Of course, the court is not swayed by public opinion – as was displayed earlier this year with gusto when it overturned Roe v. Wade, the 50-year landmark ruling that protected women’s rights to abortion and which 61% of the American public supports. And Supreme Court tea-leaf readers have long been charting the slow dismembering of race-conscious admission policies.

When the court upheld race-conscious admission policy in 2003 in Grutter v. Bollinger, which involved the University of Michigan Law School, then-Justice Sandra Day O’Connor said in writing the opinion for the court that “race-conscious admissions policies must be limited in time.”

“We expect that 25 years from now, the use of racial preferences will no longer be necessary,” she wrote, setting in motion an artificial sunset that will expire in 2028.

In 2016, the court upheld the policy by a single vote, and it’s only grown more conservative since then.

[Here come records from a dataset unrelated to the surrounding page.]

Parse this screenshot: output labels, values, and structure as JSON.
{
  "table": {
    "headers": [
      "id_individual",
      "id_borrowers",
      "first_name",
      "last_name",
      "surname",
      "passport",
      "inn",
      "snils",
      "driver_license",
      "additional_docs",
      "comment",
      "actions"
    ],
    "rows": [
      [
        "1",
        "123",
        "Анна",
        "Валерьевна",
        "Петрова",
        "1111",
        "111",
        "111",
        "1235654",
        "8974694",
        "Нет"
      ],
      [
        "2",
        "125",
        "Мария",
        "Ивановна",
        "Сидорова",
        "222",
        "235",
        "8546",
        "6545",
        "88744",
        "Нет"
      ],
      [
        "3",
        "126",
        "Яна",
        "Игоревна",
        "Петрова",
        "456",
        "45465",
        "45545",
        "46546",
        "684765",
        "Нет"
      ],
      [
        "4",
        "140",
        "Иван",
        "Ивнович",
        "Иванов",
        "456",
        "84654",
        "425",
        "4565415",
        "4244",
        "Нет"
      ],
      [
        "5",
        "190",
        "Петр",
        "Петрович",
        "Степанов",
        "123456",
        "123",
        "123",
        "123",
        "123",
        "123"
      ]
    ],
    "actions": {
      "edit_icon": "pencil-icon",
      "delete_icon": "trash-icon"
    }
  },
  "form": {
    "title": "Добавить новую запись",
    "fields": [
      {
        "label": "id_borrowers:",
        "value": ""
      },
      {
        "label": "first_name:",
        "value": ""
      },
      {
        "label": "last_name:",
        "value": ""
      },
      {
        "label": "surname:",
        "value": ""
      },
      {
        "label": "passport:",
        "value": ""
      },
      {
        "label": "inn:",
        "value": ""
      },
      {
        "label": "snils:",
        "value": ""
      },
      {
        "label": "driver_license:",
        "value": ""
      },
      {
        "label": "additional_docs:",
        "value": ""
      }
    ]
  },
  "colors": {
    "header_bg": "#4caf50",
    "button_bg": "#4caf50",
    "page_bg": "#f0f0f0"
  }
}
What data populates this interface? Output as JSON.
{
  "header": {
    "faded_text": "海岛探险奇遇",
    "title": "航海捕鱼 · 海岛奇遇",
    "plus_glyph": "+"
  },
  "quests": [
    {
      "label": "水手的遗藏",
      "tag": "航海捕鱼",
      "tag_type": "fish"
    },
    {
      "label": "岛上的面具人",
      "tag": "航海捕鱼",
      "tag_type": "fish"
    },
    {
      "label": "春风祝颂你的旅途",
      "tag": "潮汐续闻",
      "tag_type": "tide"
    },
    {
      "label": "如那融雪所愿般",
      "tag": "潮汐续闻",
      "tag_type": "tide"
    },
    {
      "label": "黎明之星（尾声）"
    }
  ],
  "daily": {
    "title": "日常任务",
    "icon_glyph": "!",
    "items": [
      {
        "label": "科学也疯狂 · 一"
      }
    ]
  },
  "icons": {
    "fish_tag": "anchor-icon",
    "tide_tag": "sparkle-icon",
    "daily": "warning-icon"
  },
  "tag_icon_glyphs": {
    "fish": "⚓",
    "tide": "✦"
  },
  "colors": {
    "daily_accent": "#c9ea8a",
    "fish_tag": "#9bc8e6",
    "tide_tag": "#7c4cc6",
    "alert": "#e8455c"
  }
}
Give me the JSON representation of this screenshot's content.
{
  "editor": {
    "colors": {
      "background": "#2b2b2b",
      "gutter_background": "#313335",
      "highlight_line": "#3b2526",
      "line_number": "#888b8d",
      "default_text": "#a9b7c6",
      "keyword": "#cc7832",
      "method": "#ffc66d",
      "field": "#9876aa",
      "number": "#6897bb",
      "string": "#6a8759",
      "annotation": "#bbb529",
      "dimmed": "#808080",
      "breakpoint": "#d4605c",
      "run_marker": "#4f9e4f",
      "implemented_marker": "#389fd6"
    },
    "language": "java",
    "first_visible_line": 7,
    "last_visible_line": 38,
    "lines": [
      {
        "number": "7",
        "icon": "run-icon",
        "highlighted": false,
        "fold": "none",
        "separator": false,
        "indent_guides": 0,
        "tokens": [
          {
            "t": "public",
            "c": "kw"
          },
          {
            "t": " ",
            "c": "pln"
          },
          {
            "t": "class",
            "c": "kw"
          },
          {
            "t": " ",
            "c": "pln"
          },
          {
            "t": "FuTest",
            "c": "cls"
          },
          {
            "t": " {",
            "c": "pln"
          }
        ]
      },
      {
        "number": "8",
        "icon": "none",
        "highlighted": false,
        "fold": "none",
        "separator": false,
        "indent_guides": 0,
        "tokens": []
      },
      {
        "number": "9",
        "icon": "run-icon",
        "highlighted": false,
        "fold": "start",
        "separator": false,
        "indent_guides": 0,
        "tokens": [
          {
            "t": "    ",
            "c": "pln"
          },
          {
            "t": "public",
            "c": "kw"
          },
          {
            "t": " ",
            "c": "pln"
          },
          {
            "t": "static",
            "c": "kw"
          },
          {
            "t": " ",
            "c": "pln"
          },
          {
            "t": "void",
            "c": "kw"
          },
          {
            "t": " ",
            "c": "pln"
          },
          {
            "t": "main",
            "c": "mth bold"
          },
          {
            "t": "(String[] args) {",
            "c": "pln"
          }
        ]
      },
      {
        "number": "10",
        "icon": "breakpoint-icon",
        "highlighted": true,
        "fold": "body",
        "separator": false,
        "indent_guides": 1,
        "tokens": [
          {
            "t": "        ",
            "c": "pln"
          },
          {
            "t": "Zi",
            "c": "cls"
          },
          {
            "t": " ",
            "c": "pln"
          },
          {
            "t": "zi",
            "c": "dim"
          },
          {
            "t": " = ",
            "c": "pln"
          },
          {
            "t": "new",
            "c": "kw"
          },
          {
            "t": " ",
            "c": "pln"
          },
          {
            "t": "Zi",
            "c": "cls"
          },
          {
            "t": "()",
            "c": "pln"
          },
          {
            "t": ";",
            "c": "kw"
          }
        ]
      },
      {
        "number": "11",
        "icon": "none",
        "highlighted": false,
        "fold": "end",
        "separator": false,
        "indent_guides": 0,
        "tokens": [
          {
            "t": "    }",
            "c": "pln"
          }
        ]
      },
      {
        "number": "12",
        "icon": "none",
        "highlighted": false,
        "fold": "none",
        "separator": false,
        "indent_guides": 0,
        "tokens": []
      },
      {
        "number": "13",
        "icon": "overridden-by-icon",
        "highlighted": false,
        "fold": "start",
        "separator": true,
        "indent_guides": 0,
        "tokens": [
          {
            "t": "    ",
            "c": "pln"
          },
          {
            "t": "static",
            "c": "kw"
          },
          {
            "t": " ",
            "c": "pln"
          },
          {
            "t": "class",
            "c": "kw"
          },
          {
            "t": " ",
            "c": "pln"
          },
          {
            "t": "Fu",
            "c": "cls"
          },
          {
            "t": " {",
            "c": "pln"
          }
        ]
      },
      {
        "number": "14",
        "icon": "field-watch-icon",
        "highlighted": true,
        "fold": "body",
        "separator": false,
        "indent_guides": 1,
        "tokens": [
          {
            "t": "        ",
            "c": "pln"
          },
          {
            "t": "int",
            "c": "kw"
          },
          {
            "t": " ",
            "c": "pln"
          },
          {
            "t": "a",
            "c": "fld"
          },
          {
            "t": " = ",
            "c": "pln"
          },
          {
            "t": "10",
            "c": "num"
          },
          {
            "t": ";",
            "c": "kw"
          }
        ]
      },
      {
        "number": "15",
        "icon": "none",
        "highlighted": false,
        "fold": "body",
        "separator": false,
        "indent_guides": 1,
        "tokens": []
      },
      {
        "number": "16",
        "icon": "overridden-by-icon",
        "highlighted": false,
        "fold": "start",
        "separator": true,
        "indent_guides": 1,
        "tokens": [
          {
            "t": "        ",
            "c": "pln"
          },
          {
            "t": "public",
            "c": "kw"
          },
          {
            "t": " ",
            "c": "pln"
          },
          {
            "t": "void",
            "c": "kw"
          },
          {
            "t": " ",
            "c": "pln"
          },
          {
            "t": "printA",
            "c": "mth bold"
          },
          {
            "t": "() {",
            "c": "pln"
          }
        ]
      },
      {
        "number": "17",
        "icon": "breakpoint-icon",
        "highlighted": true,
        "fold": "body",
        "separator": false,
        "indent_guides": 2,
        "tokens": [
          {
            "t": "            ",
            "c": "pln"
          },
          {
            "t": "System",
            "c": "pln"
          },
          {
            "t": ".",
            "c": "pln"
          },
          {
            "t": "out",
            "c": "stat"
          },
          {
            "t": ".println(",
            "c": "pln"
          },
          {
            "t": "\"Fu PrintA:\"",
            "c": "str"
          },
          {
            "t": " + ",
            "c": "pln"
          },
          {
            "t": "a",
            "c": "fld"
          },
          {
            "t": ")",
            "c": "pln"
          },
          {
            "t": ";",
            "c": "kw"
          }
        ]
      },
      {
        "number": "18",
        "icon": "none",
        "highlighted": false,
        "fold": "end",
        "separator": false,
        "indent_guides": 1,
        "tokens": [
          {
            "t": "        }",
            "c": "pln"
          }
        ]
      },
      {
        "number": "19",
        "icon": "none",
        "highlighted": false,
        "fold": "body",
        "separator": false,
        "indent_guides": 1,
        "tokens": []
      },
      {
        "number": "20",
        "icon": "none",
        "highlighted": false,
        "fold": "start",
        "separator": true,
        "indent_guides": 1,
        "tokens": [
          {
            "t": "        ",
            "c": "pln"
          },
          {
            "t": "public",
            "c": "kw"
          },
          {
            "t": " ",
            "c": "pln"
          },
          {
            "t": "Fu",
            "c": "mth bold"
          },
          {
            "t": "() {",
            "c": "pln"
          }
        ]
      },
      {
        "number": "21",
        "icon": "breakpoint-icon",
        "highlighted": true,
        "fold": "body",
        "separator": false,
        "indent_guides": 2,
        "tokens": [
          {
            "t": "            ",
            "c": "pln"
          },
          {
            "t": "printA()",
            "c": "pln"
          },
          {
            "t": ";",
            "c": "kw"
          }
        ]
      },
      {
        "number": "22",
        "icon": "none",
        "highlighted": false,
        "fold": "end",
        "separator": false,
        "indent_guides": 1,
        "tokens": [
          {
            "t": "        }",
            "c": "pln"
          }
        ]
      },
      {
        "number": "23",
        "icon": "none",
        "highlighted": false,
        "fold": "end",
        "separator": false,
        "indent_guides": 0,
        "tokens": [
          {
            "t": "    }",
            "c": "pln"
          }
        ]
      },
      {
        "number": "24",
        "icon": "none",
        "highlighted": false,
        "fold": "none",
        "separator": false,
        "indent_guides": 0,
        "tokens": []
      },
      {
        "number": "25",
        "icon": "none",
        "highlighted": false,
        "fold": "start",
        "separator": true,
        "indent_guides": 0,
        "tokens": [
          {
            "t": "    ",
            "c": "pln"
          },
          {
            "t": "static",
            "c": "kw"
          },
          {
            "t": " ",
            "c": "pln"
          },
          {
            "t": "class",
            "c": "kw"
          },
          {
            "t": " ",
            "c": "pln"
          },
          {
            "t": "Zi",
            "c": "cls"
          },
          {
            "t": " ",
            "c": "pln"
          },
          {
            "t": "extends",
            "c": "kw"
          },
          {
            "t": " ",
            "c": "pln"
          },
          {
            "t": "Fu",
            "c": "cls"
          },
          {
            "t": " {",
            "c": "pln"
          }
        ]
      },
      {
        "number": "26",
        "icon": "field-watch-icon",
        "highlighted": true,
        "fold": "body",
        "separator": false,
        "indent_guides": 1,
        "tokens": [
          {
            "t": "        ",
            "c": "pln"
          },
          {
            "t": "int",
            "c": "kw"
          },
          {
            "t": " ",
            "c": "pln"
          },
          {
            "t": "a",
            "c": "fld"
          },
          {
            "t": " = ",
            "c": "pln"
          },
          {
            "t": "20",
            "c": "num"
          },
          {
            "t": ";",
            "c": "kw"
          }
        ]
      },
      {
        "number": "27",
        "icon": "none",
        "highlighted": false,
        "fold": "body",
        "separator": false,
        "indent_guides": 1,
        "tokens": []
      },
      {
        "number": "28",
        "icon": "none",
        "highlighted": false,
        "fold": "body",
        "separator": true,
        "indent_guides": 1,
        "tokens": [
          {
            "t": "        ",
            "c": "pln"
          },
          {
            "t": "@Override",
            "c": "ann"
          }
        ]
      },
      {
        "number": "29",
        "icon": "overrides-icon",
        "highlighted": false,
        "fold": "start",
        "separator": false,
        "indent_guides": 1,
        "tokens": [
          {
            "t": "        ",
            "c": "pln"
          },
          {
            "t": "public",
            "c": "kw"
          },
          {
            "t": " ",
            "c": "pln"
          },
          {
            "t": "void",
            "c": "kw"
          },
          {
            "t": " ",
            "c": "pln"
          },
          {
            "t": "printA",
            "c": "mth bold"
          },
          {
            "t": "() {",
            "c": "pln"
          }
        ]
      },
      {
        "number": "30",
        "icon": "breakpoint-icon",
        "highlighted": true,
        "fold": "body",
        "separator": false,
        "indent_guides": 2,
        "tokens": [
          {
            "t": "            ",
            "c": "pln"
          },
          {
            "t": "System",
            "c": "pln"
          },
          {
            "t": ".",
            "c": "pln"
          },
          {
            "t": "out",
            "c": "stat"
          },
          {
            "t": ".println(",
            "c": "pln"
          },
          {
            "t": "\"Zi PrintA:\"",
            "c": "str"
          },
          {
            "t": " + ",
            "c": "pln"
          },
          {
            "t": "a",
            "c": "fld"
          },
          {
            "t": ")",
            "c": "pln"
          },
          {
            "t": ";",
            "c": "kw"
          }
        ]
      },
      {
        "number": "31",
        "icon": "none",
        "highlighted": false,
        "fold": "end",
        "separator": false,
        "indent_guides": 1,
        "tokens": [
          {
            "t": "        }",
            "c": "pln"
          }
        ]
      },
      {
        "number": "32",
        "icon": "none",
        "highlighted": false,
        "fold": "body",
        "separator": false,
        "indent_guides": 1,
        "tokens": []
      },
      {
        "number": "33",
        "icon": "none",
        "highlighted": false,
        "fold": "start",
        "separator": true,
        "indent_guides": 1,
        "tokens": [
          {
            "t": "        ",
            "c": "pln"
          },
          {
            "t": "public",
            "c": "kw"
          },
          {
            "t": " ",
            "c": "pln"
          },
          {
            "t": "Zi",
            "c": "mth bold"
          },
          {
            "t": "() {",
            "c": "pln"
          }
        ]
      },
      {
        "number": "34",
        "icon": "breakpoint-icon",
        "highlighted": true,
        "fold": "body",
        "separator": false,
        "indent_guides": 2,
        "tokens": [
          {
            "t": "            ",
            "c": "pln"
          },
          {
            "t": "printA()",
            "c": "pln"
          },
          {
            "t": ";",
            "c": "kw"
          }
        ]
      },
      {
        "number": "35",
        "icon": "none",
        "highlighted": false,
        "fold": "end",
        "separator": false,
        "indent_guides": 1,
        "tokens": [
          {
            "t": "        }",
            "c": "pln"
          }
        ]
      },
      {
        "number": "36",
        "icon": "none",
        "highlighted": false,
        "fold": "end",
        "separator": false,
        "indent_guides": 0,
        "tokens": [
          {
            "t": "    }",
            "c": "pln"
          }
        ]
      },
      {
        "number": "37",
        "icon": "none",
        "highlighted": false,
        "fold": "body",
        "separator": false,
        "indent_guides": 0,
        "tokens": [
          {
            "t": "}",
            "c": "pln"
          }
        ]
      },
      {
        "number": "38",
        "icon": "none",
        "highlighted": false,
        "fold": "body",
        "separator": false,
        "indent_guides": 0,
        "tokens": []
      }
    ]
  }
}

Should the court decide to overturn the long-standing ruling, it will perhaps be more of a numbers game than anything else.

Justice Ketanji Brown Jackson, the first Black woman to serve on the Supreme Court, plans to recuse herself from the high-profile case due to her close ties to Harvard, her alma mater and where she recently served out the last months of a six-year appointment to the Board of Overseers.

While four of the nine sitting justices graduated from Harvard Law School – including Justice Elena Kagan, who spent six years there as dean – Jackson’s affiliation runs deeper: She’s served as director of the alumni association, is a member of the Harvard Club of D.C. and the Harvard Black Alumni Society, and one of her children will be a freshmen there in the fall.

Jackson will sit and participate in the case challenging UNC’s admission policies.

With a decision potentially affecting admissions processes for the upcoming academic year, colleges and university leaders are evaluating ways to ensure the diversity of their campuses – especially given the drop in enrollment among students of color.

The National Student Clearinghouse reported last week that total enrollment in higher education declined 3.2% since 2020, prior to the pandemic, and that’s been driven in part by students of color. Enrollment has declined for Black students by nearly 7%, including 9.4% at public colleges and universities.

In California, where Proposition 209 has barred public colleges and universities from using affirmative action in admissions since 1996, the state systems have leaned on income and poverty as a proxy for race. But it hasn’t been effective, especially when it comes to admitting Latino students. Most recently, the University of California system halted its requirement that students submit an SAT or ACT score, which research has long tied to disproportionately benefiting affluent white students. But to no avail.

In an amicus brief it filed to the court in support of race-conscious admissions, the system admitted that it’s failed to achieve racial diversity since the proposition was passed.

“Despite its extensive efforts, UC struggles to enroll a student body that is sufficiently racially diverse to attain the educational benefits of diversity,” it wrote, warning the justices that its experiment with race-neutral admissions “demonstrates that highly competitive universities may not be able to achieve the benefits of student body diversity through race-neutral measures alone.”

Spooking higher education administrators further is the shifting landscape of the entire industry in the wake of the pandemic – mounting research challenging the return on investment of degrees, the push in K-12 schools to offer pathways into immediate employment and training programs to fill local workforce needs and the pull of benefits and wages in a tight labor market ahead of a potential recession.

“California has much to teach the rest of the country if, in fact, the U.S. Supreme Court does decide to reject that 40 years of precedent,” says Thomas Saenz, president and general counsel of the Mexican American Legal Defense and Education Fund.

“Universities can and should undertake race-neutral efforts to do their best to eliminate or severely reduce the potential and serious likely reduction in admission for Black and brown students to universities,” he says. “But what we saw in California should be a cautionary tale for the rest of the country.”